Rwanda removes every excuse. It passed a dedicated PPP law enabling long-term government contracts with private digital health providers, then signed a 10-year purchasing agreement with Babyl, a platform that at its peak delivered over 4,000 virtual consultations daily via SMS and basic feature phones, registering 2.5 million users before its UK parent’s bankruptcy closed it in 2023.

Even in failure, the Rwanda story is instructive: the framework was right, the government commitment was real, and Rwanda is now rebuilding with stronger continuity protections. Kenya wrote a Digital Health Act and proposed licence fees that its own stakeholders say will suppress the innovation the Act was meant to create. Same ambition. Opposite architecture.

India built an open interoperability framework allowing free to access for any provider, from a teaching hospital to a single-room pharmacy and making every private practitioner a full participant in the national health system with no licensing cost at the door.

Singapore introduced regulatory sandboxes: innovators operate under temporary clearance while completing compliance, earning as they build rather than building in a void. Its medical technology sector generates over S$19 billion (Sh1.9 trillion) annually. The principle is simple and it is not complicated to understand. Regulation should reduce the cost of doing good healthcare, not increase it.

None of these countries abandoned oversight. They abandoned the assumption that the private sector is a problem to be managed rather than a potential to be released. That assumption runs through Kenya’s healthcare regulatory environment like a fault line. It shows up in nine regulatory bodies governing the same facility. In claims timelines that exist in policy but not in practice. In a one-year registration process that demands full compliance before the first patient enters. In the NHIF arrears that closed businesses that had already delivered the care.
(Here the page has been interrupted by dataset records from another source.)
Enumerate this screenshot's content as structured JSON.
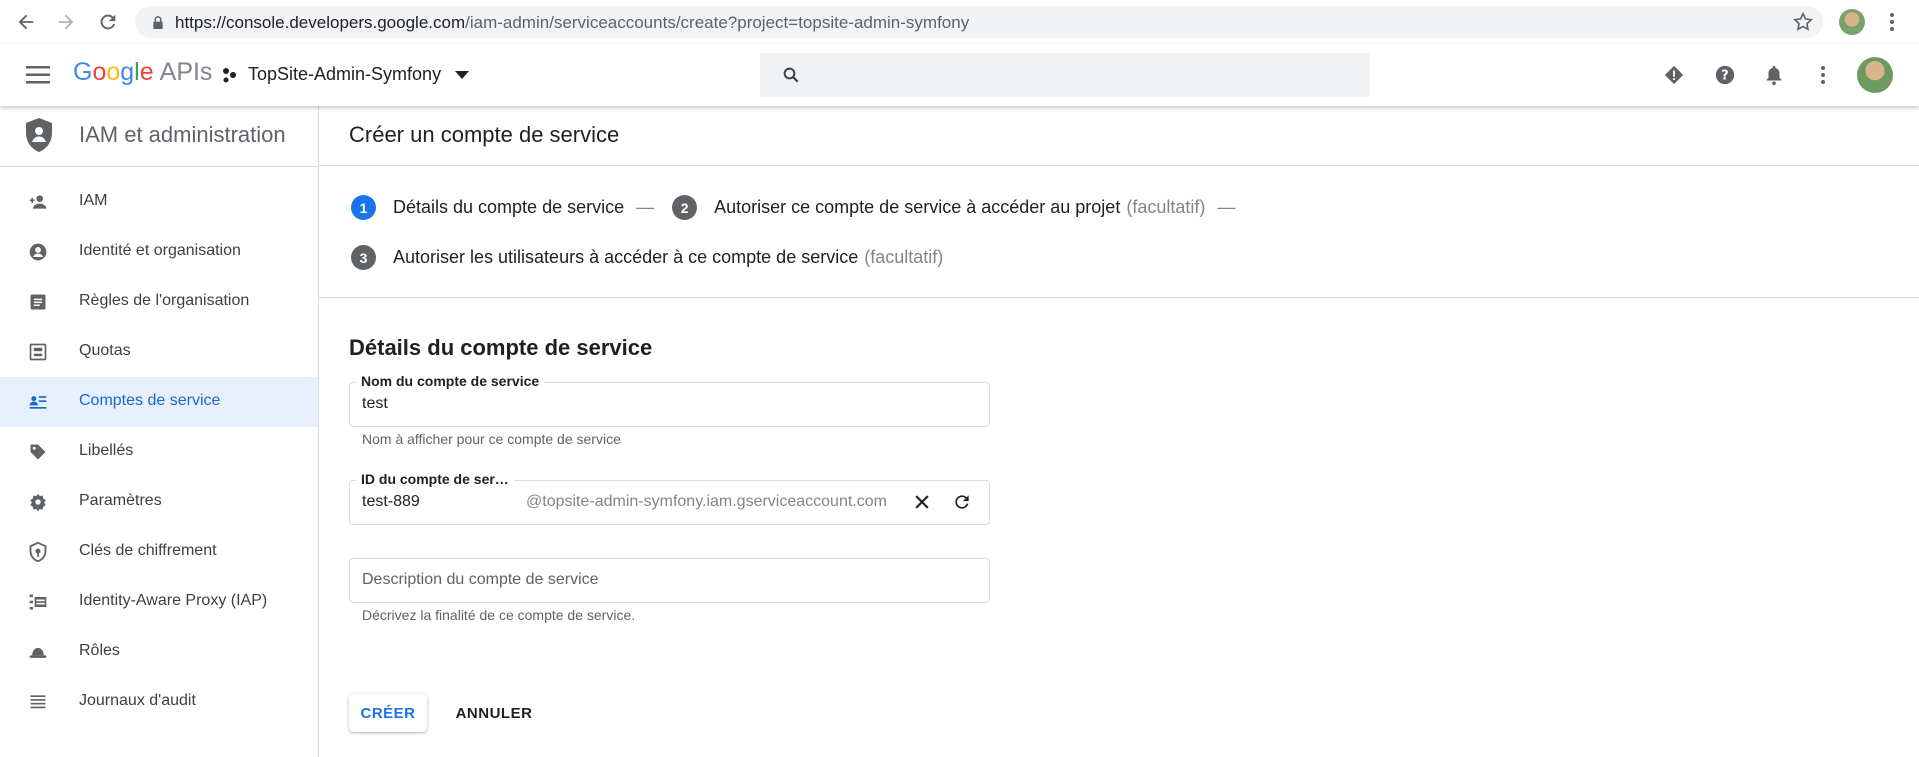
{
  "browser": {
    "url_host": "https://console.developers.google.com",
    "url_path": "/iam-admin/serviceaccounts/create?project=topsite-admin-symfony"
  },
  "header": {
    "logo_letters": [
      "G",
      "o",
      "o",
      "g",
      "l",
      "e"
    ],
    "apis": "APIs",
    "project": "TopSite-Admin-Symfony"
  },
  "sidebar": {
    "title": "IAM et administration",
    "items": [
      {
        "label": "IAM",
        "icon": "person-add-icon"
      },
      {
        "label": "Identité et organisation",
        "icon": "account-circle-icon"
      },
      {
        "label": "Règles de l'organisation",
        "icon": "list-alt-icon"
      },
      {
        "label": "Quotas",
        "icon": "quota-icon"
      },
      {
        "label": "Comptes de service",
        "icon": "service-account-icon",
        "active": true
      },
      {
        "label": "Libellés",
        "icon": "label-icon"
      },
      {
        "label": "Paramètres",
        "icon": "gear-icon"
      },
      {
        "label": "Clés de chiffrement",
        "icon": "shield-key-icon"
      },
      {
        "label": "Identity-Aware Proxy (IAP)",
        "icon": "iap-icon"
      },
      {
        "label": "Rôles",
        "icon": "hat-icon"
      },
      {
        "label": "Journaux d'audit",
        "icon": "list-lines-icon"
      }
    ]
  },
  "main": {
    "title": "Créer un compte de service",
    "steps": [
      {
        "num": "1",
        "label": "Détails du compte de service",
        "optional": ""
      },
      {
        "num": "2",
        "label": "Autoriser ce compte de service à accéder au projet",
        "optional": "(facultatif)"
      },
      {
        "num": "3",
        "label": "Autoriser les utilisateurs à accéder à ce compte de service",
        "optional": "(facultatif)"
      }
    ],
    "step_separator": "—",
    "section_title": "Détails du compte de service",
    "name_field": {
      "label": "Nom du compte de service",
      "value": "test",
      "hint": "Nom à afficher pour ce compte de service"
    },
    "id_field": {
      "label": "ID du compte de ser…",
      "value": "test-889",
      "suffix": "@topsite-admin-symfony.iam.gserviceaccount.com"
    },
    "description_field": {
      "placeholder": "Description du compte de service",
      "hint": "Décrivez la finalité de ce compte de service."
    },
    "create_label": "CRÉER",
    "cancel_label": "ANNULER"
  },
  "colors": {
    "accent": "#1a73e8",
    "active_bg": "#e8f0fe",
    "active_text": "#1967d2"
  }
}
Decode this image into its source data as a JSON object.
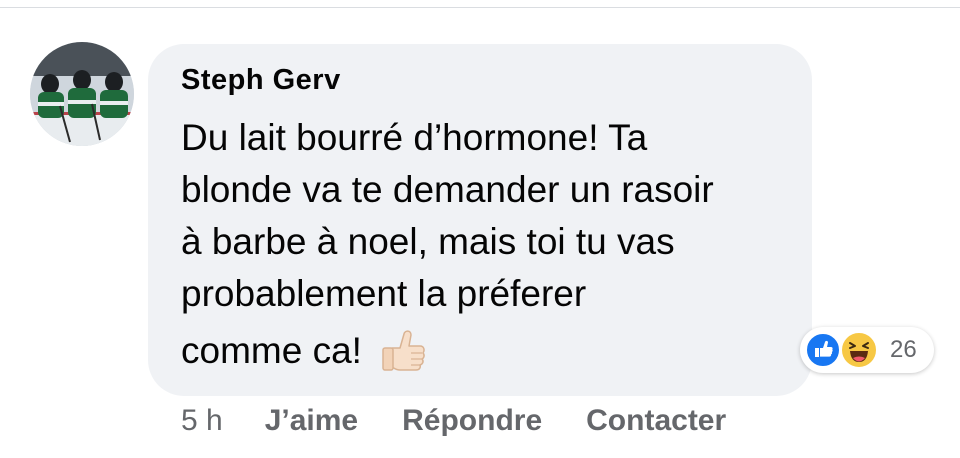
{
  "comment": {
    "author": "Steph Gerv",
    "text_lines": [
      "Du lait bourré d’hormone! Ta",
      "blonde va te demander un rasoir",
      "à barbe à noel, mais toi tu vas",
      "probablement la préferer"
    ],
    "text_last_line": "comme ca!",
    "emoji": "thumbs-up-light-skin-tone"
  },
  "reactions": {
    "types": [
      "like-icon",
      "haha-icon"
    ],
    "count": "26"
  },
  "actions": {
    "time": "5 h",
    "like_label": "J’aime",
    "reply_label": "Répondre",
    "contact_label": "Contacter"
  },
  "colors": {
    "bubble": "#f0f2f5",
    "text": "#050505",
    "secondary_text": "#65676b",
    "like_blue": "#1877f2",
    "haha_yellow": "#f7c844"
  }
}
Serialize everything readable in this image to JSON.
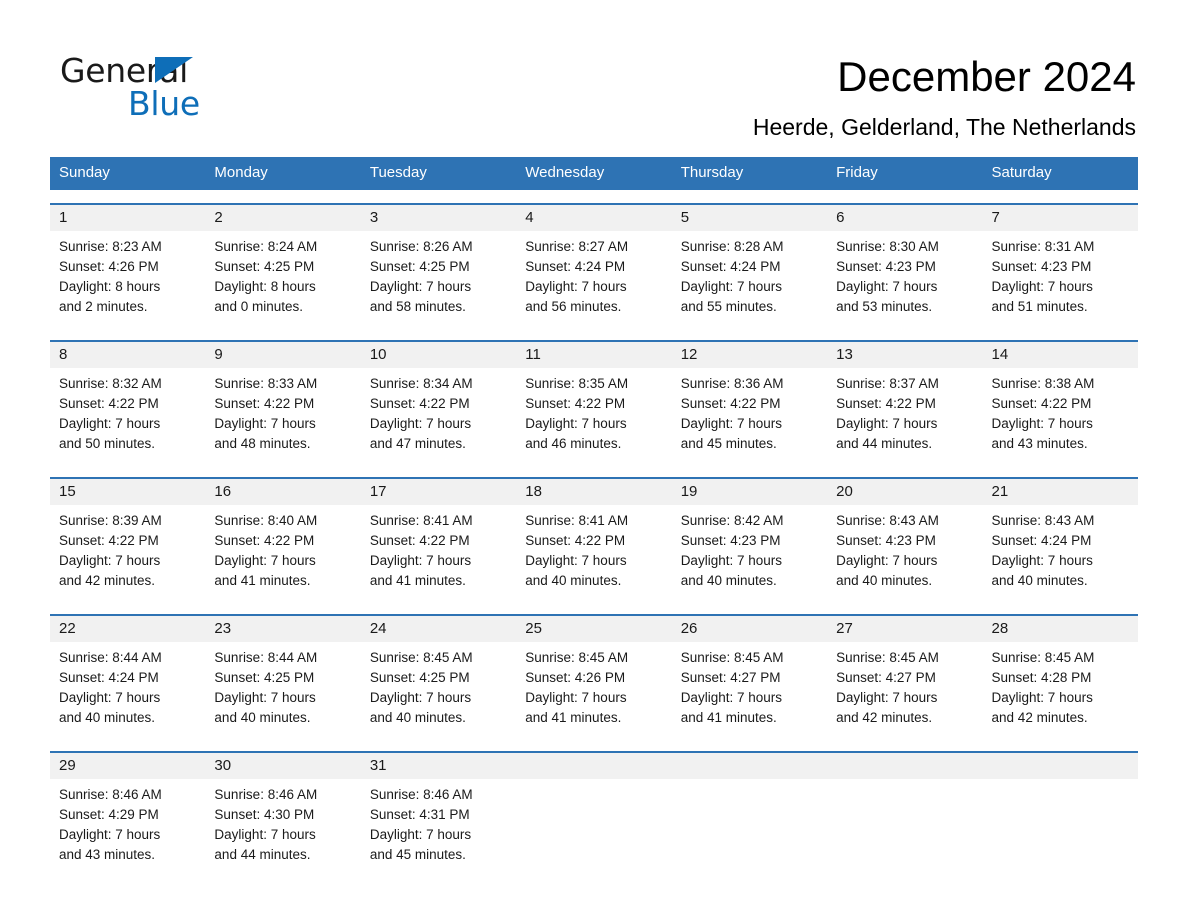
{
  "brand": {
    "name_part1": "General",
    "name_part2": "Blue",
    "triangle_color": "#0e6eb8"
  },
  "header": {
    "title": "December 2024",
    "subtitle": "Heerde, Gelderland, The Netherlands",
    "accent_color": "#2e73b4",
    "daynum_band_color": "#f1f1f1"
  },
  "weekdays": [
    "Sunday",
    "Monday",
    "Tuesday",
    "Wednesday",
    "Thursday",
    "Friday",
    "Saturday"
  ],
  "weeks": [
    [
      {
        "day": "1",
        "sunrise": "Sunrise: 8:23 AM",
        "sunset": "Sunset: 4:26 PM",
        "daylight1": "Daylight: 8 hours",
        "daylight2": "and 2 minutes."
      },
      {
        "day": "2",
        "sunrise": "Sunrise: 8:24 AM",
        "sunset": "Sunset: 4:25 PM",
        "daylight1": "Daylight: 8 hours",
        "daylight2": "and 0 minutes."
      },
      {
        "day": "3",
        "sunrise": "Sunrise: 8:26 AM",
        "sunset": "Sunset: 4:25 PM",
        "daylight1": "Daylight: 7 hours",
        "daylight2": "and 58 minutes."
      },
      {
        "day": "4",
        "sunrise": "Sunrise: 8:27 AM",
        "sunset": "Sunset: 4:24 PM",
        "daylight1": "Daylight: 7 hours",
        "daylight2": "and 56 minutes."
      },
      {
        "day": "5",
        "sunrise": "Sunrise: 8:28 AM",
        "sunset": "Sunset: 4:24 PM",
        "daylight1": "Daylight: 7 hours",
        "daylight2": "and 55 minutes."
      },
      {
        "day": "6",
        "sunrise": "Sunrise: 8:30 AM",
        "sunset": "Sunset: 4:23 PM",
        "daylight1": "Daylight: 7 hours",
        "daylight2": "and 53 minutes."
      },
      {
        "day": "7",
        "sunrise": "Sunrise: 8:31 AM",
        "sunset": "Sunset: 4:23 PM",
        "daylight1": "Daylight: 7 hours",
        "daylight2": "and 51 minutes."
      }
    ],
    [
      {
        "day": "8",
        "sunrise": "Sunrise: 8:32 AM",
        "sunset": "Sunset: 4:22 PM",
        "daylight1": "Daylight: 7 hours",
        "daylight2": "and 50 minutes."
      },
      {
        "day": "9",
        "sunrise": "Sunrise: 8:33 AM",
        "sunset": "Sunset: 4:22 PM",
        "daylight1": "Daylight: 7 hours",
        "daylight2": "and 48 minutes."
      },
      {
        "day": "10",
        "sunrise": "Sunrise: 8:34 AM",
        "sunset": "Sunset: 4:22 PM",
        "daylight1": "Daylight: 7 hours",
        "daylight2": "and 47 minutes."
      },
      {
        "day": "11",
        "sunrise": "Sunrise: 8:35 AM",
        "sunset": "Sunset: 4:22 PM",
        "daylight1": "Daylight: 7 hours",
        "daylight2": "and 46 minutes."
      },
      {
        "day": "12",
        "sunrise": "Sunrise: 8:36 AM",
        "sunset": "Sunset: 4:22 PM",
        "daylight1": "Daylight: 7 hours",
        "daylight2": "and 45 minutes."
      },
      {
        "day": "13",
        "sunrise": "Sunrise: 8:37 AM",
        "sunset": "Sunset: 4:22 PM",
        "daylight1": "Daylight: 7 hours",
        "daylight2": "and 44 minutes."
      },
      {
        "day": "14",
        "sunrise": "Sunrise: 8:38 AM",
        "sunset": "Sunset: 4:22 PM",
        "daylight1": "Daylight: 7 hours",
        "daylight2": "and 43 minutes."
      }
    ],
    [
      {
        "day": "15",
        "sunrise": "Sunrise: 8:39 AM",
        "sunset": "Sunset: 4:22 PM",
        "daylight1": "Daylight: 7 hours",
        "daylight2": "and 42 minutes."
      },
      {
        "day": "16",
        "sunrise": "Sunrise: 8:40 AM",
        "sunset": "Sunset: 4:22 PM",
        "daylight1": "Daylight: 7 hours",
        "daylight2": "and 41 minutes."
      },
      {
        "day": "17",
        "sunrise": "Sunrise: 8:41 AM",
        "sunset": "Sunset: 4:22 PM",
        "daylight1": "Daylight: 7 hours",
        "daylight2": "and 41 minutes."
      },
      {
        "day": "18",
        "sunrise": "Sunrise: 8:41 AM",
        "sunset": "Sunset: 4:22 PM",
        "daylight1": "Daylight: 7 hours",
        "daylight2": "and 40 minutes."
      },
      {
        "day": "19",
        "sunrise": "Sunrise: 8:42 AM",
        "sunset": "Sunset: 4:23 PM",
        "daylight1": "Daylight: 7 hours",
        "daylight2": "and 40 minutes."
      },
      {
        "day": "20",
        "sunrise": "Sunrise: 8:43 AM",
        "sunset": "Sunset: 4:23 PM",
        "daylight1": "Daylight: 7 hours",
        "daylight2": "and 40 minutes."
      },
      {
        "day": "21",
        "sunrise": "Sunrise: 8:43 AM",
        "sunset": "Sunset: 4:24 PM",
        "daylight1": "Daylight: 7 hours",
        "daylight2": "and 40 minutes."
      }
    ],
    [
      {
        "day": "22",
        "sunrise": "Sunrise: 8:44 AM",
        "sunset": "Sunset: 4:24 PM",
        "daylight1": "Daylight: 7 hours",
        "daylight2": "and 40 minutes."
      },
      {
        "day": "23",
        "sunrise": "Sunrise: 8:44 AM",
        "sunset": "Sunset: 4:25 PM",
        "daylight1": "Daylight: 7 hours",
        "daylight2": "and 40 minutes."
      },
      {
        "day": "24",
        "sunrise": "Sunrise: 8:45 AM",
        "sunset": "Sunset: 4:25 PM",
        "daylight1": "Daylight: 7 hours",
        "daylight2": "and 40 minutes."
      },
      {
        "day": "25",
        "sunrise": "Sunrise: 8:45 AM",
        "sunset": "Sunset: 4:26 PM",
        "daylight1": "Daylight: 7 hours",
        "daylight2": "and 41 minutes."
      },
      {
        "day": "26",
        "sunrise": "Sunrise: 8:45 AM",
        "sunset": "Sunset: 4:27 PM",
        "daylight1": "Daylight: 7 hours",
        "daylight2": "and 41 minutes."
      },
      {
        "day": "27",
        "sunrise": "Sunrise: 8:45 AM",
        "sunset": "Sunset: 4:27 PM",
        "daylight1": "Daylight: 7 hours",
        "daylight2": "and 42 minutes."
      },
      {
        "day": "28",
        "sunrise": "Sunrise: 8:45 AM",
        "sunset": "Sunset: 4:28 PM",
        "daylight1": "Daylight: 7 hours",
        "daylight2": "and 42 minutes."
      }
    ],
    [
      {
        "day": "29",
        "sunrise": "Sunrise: 8:46 AM",
        "sunset": "Sunset: 4:29 PM",
        "daylight1": "Daylight: 7 hours",
        "daylight2": "and 43 minutes."
      },
      {
        "day": "30",
        "sunrise": "Sunrise: 8:46 AM",
        "sunset": "Sunset: 4:30 PM",
        "daylight1": "Daylight: 7 hours",
        "daylight2": "and 44 minutes."
      },
      {
        "day": "31",
        "sunrise": "Sunrise: 8:46 AM",
        "sunset": "Sunset: 4:31 PM",
        "daylight1": "Daylight: 7 hours",
        "daylight2": "and 45 minutes."
      },
      {
        "day": "",
        "sunrise": "",
        "sunset": "",
        "daylight1": "",
        "daylight2": ""
      },
      {
        "day": "",
        "sunrise": "",
        "sunset": "",
        "daylight1": "",
        "daylight2": ""
      },
      {
        "day": "",
        "sunrise": "",
        "sunset": "",
        "daylight1": "",
        "daylight2": ""
      },
      {
        "day": "",
        "sunrise": "",
        "sunset": "",
        "daylight1": "",
        "daylight2": ""
      }
    ]
  ]
}
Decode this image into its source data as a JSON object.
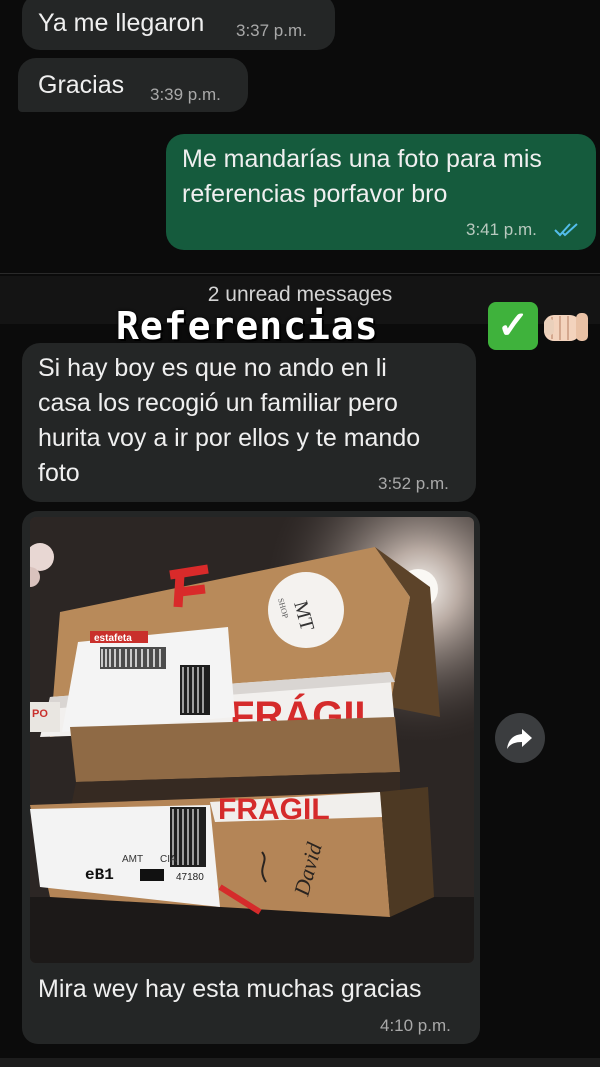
{
  "messages": [
    {
      "text": "Ya me llegaron",
      "time": "3:37 p.m."
    },
    {
      "text": "Gracias",
      "time": "3:39 p.m."
    },
    {
      "lines": [
        "Me mandarías una foto para mis",
        "referencias porfavor bro"
      ],
      "time": "3:41 p.m."
    },
    {
      "lines": [
        "Si hay boy es que no ando en li",
        "casa los recogió un familiar pero",
        "hurita voy a ir por ellos y te mando",
        "foto"
      ],
      "time": "3:52 p.m."
    },
    {
      "caption": "Mira wey hay esta muchas gracias",
      "time": "4:10 p.m."
    }
  ],
  "unread_label": "2 unread messages",
  "overlay": {
    "title": "Referencias",
    "check_emoji": "✅"
  },
  "photo": {
    "description_icons": "package-photo",
    "label_brand": "estafeta",
    "shop_badge_top": "MT",
    "shop_badge_bottom": "SHOP",
    "tape_text_upper": "FRÁGIL",
    "tape_text_lower": "FRAGIL",
    "handwriting": "David",
    "barcode_left": "eB1",
    "barcode_right": "47180",
    "label_extra": "AMT",
    "label_extra2": "CIA",
    "side_label": "PO"
  },
  "colors": {
    "incoming": "#242626",
    "outgoing": "#155b3d",
    "read_ticks": "#53bdeb",
    "check": "#3fb23c"
  }
}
Kenya does not have a talent deficit; in fact, we have more than 4,000 unemployed doctors. We do not have a vision deficit. Ushahidi, the crisis mapping platform the world now depends on, was built here. We have a permission deficit and it is entirely self-imposed.

The day our government decides that the people building this country’s healthcare system are partners worthy of protection, not sources of revenue to be extracted, will be the day our potential is finally set free.

Rwanda made that decision. India made it. Singapore made it. Every day Kenya delays, the cost is not paid in policy documents. It is paid in closed clinics, collapsed businesses and patients turned away from facilities that should still be standing. Quietly, systematically, one at a time.